Our projects
A Living Atlas of California’s Belowground Microbial Biodiversity
Soils are the most biodiverse habitats on Earth. A single gram of soil can contain up to 10,000 unique bacterial taxa. About 500 of these taxa are abundant and ubiquitous in soils globally. Only ~50% of the cosmopolitan soil bacteria have been studied in any detail. And extensive physiological and genomic data only exist for a few model soil organisms. In a project supported by the California Institute for Biodiversity, we’ll apply high throughput cultivation approaches to diverse soils collected in California. The goal of the project is to isolate new microbes from soils collected across California and preserve them in perpetuity, akin to a seed bank, for future utility in a changing world.
Systems biology of death cheating sediment microbes (Simons Foundation)

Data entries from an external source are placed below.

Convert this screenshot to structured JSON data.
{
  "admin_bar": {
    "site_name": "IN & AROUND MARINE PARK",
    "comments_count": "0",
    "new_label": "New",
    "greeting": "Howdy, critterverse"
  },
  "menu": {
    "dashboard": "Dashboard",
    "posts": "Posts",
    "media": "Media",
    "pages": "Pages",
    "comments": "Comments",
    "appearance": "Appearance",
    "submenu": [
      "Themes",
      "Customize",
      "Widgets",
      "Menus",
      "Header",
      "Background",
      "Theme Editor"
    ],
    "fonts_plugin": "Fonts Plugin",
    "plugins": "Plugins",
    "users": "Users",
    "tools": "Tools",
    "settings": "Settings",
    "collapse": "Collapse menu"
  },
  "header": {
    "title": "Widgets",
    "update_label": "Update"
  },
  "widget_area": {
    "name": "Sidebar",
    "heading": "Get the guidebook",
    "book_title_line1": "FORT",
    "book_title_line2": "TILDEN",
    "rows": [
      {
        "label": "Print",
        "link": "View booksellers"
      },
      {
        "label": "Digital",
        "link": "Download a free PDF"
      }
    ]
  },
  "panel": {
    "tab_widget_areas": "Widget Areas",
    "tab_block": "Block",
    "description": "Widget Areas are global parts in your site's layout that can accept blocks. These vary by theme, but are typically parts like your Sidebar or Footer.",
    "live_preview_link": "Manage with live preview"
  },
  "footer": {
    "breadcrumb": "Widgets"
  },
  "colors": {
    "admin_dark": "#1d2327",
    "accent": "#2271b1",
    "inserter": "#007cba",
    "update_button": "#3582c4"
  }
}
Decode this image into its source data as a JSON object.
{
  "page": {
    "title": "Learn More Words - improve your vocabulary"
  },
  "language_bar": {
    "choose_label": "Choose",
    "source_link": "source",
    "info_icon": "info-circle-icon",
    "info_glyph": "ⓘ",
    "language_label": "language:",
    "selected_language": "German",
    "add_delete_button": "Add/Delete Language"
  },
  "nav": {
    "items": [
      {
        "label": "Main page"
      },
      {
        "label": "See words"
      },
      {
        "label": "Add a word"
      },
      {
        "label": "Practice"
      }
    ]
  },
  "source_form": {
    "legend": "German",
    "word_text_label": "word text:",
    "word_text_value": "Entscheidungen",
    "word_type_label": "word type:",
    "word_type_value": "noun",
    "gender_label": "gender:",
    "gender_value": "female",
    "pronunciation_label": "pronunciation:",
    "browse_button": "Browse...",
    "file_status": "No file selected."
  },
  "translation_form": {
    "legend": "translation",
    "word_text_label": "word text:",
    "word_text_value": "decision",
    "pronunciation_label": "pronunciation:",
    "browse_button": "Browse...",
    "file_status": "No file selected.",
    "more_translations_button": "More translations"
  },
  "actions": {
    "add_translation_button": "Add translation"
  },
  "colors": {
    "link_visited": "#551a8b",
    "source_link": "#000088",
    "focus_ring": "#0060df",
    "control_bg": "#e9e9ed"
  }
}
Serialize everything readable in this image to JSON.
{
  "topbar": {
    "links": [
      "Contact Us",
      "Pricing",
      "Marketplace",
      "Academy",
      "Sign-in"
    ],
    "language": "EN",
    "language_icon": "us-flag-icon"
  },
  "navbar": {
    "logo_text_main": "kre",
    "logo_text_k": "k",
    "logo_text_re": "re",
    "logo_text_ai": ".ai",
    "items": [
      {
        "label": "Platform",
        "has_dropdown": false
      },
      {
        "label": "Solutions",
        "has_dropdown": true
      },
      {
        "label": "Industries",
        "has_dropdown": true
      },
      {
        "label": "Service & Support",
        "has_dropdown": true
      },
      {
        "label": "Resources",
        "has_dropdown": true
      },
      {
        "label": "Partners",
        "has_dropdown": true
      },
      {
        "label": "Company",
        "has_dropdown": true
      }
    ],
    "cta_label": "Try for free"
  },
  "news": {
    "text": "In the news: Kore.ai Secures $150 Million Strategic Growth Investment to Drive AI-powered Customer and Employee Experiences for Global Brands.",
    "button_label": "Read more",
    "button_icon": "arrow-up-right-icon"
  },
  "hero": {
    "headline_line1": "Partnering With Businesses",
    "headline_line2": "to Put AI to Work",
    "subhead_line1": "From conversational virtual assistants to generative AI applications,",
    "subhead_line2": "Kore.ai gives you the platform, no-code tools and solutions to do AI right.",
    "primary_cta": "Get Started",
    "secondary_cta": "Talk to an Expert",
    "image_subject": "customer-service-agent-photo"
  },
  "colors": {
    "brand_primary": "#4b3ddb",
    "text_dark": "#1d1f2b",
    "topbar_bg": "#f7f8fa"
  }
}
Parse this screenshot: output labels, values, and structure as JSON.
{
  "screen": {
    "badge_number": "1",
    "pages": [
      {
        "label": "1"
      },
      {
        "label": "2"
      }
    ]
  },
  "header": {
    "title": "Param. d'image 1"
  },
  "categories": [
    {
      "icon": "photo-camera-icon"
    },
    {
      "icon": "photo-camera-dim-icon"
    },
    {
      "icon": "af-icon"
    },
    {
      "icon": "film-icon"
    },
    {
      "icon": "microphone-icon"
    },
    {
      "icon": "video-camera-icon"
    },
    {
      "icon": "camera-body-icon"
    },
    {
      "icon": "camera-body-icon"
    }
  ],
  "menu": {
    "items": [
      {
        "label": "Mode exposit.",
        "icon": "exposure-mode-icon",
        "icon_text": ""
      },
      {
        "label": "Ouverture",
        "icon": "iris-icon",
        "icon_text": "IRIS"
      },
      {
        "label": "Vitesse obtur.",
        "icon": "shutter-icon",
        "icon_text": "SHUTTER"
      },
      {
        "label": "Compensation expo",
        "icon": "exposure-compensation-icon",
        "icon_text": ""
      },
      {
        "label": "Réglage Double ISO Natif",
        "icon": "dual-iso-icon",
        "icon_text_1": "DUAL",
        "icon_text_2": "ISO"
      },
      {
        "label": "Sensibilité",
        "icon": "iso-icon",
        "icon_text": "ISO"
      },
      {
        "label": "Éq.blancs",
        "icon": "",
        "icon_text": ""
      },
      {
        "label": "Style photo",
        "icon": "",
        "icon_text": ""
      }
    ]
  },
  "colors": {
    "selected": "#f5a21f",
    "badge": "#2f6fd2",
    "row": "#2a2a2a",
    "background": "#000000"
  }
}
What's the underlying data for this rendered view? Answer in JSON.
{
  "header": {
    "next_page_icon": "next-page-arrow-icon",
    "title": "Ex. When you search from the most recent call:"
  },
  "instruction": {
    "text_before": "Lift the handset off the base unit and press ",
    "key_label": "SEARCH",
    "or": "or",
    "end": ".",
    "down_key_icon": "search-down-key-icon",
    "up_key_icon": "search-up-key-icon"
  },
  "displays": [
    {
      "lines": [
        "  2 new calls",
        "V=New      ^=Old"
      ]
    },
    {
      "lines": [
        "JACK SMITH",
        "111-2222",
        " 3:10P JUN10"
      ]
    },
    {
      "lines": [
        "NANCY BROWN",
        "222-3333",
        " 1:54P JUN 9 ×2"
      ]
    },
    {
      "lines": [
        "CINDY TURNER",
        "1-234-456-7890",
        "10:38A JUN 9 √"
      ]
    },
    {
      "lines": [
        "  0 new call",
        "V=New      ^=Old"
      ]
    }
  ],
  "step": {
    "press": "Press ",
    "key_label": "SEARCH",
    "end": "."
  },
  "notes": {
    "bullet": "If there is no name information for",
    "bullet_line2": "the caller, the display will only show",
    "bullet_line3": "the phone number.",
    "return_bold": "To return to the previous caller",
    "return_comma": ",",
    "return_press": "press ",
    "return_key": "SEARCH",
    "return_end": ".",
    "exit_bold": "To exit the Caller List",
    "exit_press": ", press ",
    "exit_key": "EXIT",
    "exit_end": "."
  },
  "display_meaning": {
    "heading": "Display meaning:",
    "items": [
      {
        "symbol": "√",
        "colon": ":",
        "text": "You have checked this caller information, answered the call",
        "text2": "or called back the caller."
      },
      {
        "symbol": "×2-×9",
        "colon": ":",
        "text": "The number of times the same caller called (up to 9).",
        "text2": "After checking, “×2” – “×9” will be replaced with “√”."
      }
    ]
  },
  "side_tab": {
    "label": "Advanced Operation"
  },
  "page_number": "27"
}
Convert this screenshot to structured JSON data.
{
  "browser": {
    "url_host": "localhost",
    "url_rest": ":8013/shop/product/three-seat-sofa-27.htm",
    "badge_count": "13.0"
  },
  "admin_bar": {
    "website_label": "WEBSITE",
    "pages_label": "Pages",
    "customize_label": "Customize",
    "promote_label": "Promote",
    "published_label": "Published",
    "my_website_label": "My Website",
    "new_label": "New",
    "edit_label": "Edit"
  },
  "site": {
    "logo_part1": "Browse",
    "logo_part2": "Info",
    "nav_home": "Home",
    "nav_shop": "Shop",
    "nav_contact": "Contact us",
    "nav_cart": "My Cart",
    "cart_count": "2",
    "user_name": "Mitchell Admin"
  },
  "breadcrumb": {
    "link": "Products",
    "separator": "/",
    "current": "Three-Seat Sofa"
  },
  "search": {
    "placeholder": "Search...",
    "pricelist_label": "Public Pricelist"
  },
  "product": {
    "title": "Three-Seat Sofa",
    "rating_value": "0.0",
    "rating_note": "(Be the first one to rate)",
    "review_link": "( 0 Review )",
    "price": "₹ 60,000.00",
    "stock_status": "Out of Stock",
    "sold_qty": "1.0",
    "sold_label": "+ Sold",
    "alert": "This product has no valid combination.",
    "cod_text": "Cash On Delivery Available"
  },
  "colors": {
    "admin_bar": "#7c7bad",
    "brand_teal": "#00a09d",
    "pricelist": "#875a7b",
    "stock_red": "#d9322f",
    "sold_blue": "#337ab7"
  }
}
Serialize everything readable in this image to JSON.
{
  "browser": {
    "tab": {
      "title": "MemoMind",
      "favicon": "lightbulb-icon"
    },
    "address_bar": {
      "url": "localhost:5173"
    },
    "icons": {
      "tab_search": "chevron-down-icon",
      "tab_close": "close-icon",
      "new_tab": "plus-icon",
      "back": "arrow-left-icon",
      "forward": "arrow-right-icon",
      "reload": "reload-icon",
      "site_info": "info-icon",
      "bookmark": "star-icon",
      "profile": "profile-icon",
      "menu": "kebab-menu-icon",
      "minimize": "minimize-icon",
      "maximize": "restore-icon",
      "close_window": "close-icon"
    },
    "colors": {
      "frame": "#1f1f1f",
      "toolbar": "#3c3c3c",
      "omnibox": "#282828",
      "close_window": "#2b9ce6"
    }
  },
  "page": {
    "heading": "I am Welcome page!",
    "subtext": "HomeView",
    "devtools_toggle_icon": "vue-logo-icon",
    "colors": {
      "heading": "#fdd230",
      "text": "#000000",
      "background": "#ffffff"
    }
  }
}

Microbes in sediments are key mediators of global nutrient cycles and long-term carbon sequestration. Yet, most of these microbes are not actively dividing due to the limited supply of energy-yielding growth substrates, such that in situ growth rates approach zero. These microbes cheat death by maintaining basal metabolic activity, but are confined to extremely slow growth states that are physiologically distinct from exponentially growing, dormant, or stationary-phase cells. In a key knowledge gap, there is a poor understanding of how active but slow growing subseafloor cells interact with neighboring microbes and their surrounding environment. In part, this knowledge gap persists because of the technical challenges associated with acquiring and studying samples from the deep biosphere, including the reproducible cultivation of deep biosphere microbes in the laboratory. In a project supported by the Simons Foundation, we apply a systems microbial ecology-based approach to advance our understanding of the types of ecological interactions in the deep biosphere and how they are regulated at low growth rates.
RNA STABILITY IN DESICCATED CELLS (National Science Foundation)
Dryland soils are home to complex microbiomes that mediate processes crucial to human and planetary health, including water sustainability, soil fertility, food security, biodiversity, and variability in atmospheric CO2 concentrations. Soil microbes persist in dry soil by entering desiccation-induced microbial dormancy. The mechanisms that influence the transitions to and from desiccation-induced dormancy are poorly understood. As part of an NSF CAREER award, this project investigates how different groups of bacteria tackle the problem of surviving desiccation with an emphasis on understanding the fate of intracellular RNA. The soil bacteria that will be investigated are abundant mediators of soil carbon cycling and agricultural health in drylands. Thus, studying the mechanisms of desiccation tolerance in soil bacteria can influence decisions about how to prevent or rehabilitate degraded dryland ecosystems. The project aims to attract, train, and retain undergraduates that are historically excluded in STEM fields as part of a larger vision to build a diverse American STEM workforce. The research aims will be conducted by students conducting authentic course-based research on drought—a topic of global and local importance. A mentorship training program will educate graduate students in effective mentorship and provide them with authentic mentorship experience.
Microbial contributions to arsenic transformations in the gut (National Institute of EnvironMEtal Health ScienceS)
Gut microbial communities transform inorganic arsenic to a variety of organoarsenicals with varying toxicities. However, it is unclear whether these biotransformations are mediated by individual taxa, or are an emergent community-level property. As part of the NIEHS Superfund Research Program, we are using molecular data to inform function-based high throughput cultivation murine fecal communities to facilitate the design of synthetic microbial communities. We are investigating the capacity of these synthetic communities to biotransform arsenic both in culture and in germ-free mice.
“One world, many cultures”
Growth of the Arizona Culture Collection (AZCC)
Arizona Culture Collection (AZCC)
We love isolating new microbes in the laboratory! We initiated the AZCC in 2017. This collection is comprised of microbial cultures (currently comprised of Bacteria & Archaea) that we’ve isolated from sites around the world, with a central focus on the American West. Every culture we isolate is cryopreserved for potential future use. Such culture collections will almost certainly have utility in a changing world. When browsing NCBI, strains we isolate and identify are appended with an AZCC strain number. These strains are available upon request. When requesting, keep in mind that some isolates are difficult to culture so we reserve the right to limit the number of strains requested at once. Also, while we do our best to ensure viability after cryopreservation, not all strains ‘wake up’ after being frozen and we have limited amounts of each isolate.